I believe a third aspect of this new HR approach to employer branding will see the Employee Value Proposition come alongside the employer branding proposition working in parallel to ensure the value employees have from working at a company goes well beyond the actual financial reward. Indeed, the EVP must blend with the branding to develop a holistic experience that quantifies the real value and impact employees have from working in an organisation. Currently it is estimated that less than two-thirds of organisations have a credible EVP in place and even where they have them, they are considered separate and delivering against two separate objectives. Going forward this needs to change, it’s becoming clear that in the future of employer branding, success is unlikely unless there is a parallel EVP in place.
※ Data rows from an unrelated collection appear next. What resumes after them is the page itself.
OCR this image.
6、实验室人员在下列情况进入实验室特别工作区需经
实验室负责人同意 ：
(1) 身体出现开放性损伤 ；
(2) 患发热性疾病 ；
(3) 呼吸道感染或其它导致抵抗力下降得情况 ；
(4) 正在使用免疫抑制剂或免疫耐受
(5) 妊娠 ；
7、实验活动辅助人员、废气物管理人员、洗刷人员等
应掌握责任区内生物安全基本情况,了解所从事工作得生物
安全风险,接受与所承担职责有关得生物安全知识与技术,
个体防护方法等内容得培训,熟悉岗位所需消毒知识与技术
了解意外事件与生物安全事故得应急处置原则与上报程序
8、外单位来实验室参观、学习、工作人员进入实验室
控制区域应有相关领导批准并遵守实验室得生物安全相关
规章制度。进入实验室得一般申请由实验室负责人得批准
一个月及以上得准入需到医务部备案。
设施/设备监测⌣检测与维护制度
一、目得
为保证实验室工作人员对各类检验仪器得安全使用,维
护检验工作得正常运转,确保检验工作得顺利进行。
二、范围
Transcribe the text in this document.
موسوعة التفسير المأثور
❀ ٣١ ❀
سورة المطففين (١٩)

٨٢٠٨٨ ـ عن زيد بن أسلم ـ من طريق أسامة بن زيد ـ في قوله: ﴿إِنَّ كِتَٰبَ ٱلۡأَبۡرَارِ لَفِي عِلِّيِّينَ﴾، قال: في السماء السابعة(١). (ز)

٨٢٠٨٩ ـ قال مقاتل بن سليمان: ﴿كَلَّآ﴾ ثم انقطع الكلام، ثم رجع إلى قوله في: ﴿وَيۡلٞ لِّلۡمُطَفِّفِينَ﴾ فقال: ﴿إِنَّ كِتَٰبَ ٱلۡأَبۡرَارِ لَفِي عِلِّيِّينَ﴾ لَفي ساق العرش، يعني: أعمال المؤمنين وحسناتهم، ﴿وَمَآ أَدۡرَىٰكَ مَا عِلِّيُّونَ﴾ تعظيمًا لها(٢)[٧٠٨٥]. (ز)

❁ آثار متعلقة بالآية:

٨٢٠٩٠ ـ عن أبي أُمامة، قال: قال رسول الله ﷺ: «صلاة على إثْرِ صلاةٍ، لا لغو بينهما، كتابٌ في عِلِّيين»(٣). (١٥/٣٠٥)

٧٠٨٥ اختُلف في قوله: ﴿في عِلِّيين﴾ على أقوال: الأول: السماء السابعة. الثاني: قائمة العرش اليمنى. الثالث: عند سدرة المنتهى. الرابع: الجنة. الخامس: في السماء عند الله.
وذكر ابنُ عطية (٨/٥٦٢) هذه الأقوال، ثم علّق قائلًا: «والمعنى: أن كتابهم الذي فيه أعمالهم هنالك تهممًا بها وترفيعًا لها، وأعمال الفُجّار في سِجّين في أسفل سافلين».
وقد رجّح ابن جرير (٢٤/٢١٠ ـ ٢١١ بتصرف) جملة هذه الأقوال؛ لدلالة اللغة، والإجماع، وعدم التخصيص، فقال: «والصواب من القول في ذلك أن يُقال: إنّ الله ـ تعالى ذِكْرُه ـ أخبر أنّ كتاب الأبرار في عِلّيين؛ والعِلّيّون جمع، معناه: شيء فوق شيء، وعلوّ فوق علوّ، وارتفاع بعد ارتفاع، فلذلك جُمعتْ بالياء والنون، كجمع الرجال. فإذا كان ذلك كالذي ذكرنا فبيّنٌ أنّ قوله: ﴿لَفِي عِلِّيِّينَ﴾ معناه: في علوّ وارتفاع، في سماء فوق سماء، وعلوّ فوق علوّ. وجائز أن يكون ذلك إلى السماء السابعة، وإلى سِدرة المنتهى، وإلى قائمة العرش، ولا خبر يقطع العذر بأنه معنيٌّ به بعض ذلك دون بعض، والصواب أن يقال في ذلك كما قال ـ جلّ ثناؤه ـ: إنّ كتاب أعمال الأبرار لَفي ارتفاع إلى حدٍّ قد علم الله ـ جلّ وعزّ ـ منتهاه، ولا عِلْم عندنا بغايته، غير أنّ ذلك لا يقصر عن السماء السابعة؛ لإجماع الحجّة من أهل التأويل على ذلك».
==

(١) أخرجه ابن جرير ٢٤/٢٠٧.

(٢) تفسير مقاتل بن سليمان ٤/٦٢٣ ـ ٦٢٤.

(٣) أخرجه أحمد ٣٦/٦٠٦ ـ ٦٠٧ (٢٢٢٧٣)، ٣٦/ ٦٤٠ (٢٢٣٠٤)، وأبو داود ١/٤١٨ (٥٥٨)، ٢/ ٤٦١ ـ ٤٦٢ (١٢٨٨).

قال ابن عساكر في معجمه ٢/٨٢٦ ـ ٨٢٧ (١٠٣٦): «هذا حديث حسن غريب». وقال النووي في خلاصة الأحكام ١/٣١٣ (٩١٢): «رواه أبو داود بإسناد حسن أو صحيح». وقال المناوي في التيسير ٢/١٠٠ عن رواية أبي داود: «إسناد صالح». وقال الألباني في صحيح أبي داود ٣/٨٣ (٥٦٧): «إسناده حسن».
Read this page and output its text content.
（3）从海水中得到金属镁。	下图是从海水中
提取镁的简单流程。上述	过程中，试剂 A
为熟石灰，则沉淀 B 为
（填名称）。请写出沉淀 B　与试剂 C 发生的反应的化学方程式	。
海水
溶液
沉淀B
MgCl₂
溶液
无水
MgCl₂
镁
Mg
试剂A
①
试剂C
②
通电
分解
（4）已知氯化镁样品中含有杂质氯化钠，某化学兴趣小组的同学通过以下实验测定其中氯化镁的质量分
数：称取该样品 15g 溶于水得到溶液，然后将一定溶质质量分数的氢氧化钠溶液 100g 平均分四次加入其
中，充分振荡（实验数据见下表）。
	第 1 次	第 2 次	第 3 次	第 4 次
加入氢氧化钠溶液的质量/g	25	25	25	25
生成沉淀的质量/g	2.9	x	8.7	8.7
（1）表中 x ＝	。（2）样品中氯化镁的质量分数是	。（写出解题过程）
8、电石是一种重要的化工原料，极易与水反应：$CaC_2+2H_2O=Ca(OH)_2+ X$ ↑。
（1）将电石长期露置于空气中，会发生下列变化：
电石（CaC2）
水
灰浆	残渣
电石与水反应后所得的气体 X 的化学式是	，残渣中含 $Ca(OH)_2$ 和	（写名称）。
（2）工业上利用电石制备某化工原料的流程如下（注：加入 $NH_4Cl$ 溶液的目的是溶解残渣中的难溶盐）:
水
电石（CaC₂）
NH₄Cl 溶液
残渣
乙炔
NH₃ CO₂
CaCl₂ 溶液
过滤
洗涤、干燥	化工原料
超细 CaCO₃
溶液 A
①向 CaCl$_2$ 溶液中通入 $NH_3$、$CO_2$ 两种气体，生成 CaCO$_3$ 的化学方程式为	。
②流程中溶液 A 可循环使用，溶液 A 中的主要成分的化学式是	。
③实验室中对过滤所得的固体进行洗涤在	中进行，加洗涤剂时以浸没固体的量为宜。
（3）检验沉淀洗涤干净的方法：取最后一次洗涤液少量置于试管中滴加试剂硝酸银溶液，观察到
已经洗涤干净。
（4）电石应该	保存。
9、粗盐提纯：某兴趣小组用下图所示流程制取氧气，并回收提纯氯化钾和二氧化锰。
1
Finally and most significantly I believe in future we will see greater blending in HR strategic planning around employer branding and consumer branding which I believe will come together to form a new and vastly different engagement process within organisations. Social media, education and generational expectations are all weaving a new set of thought processes, which will create a new and quite different job seeker, using a myriad of sources and data to learn about an organisation even if they choose ultimately not to take a role. Modern job seekers are latter day sherlock Holmes. They research companies in significant detail before even considering applying for a role. These jobseekers-come-detectives will spend up to three hours researching a potential future organisation, during which time, they will not only have perused the organisation’s website, but they will also have trawled through a host of other sites including LinkedIn, Glassdoor and Facebook in search of clues to what an organisation is really like, what its values are and as to whether the organisation is living up to those values. These employment detectives will be ingesting all of the branding – especially the information that was not originally developed as a recruitment tool – and they will be looking at how organisations position themselves as employers. They will even be carefully dissecting clues that show off an organisation’s heart. The importance of brand cannot be underestimated. Customer-facing or employer brand, it is as emotive, partisan and representative as a flag and can attract and bind or repel and diffuse. History shows us that above all, brand is complex.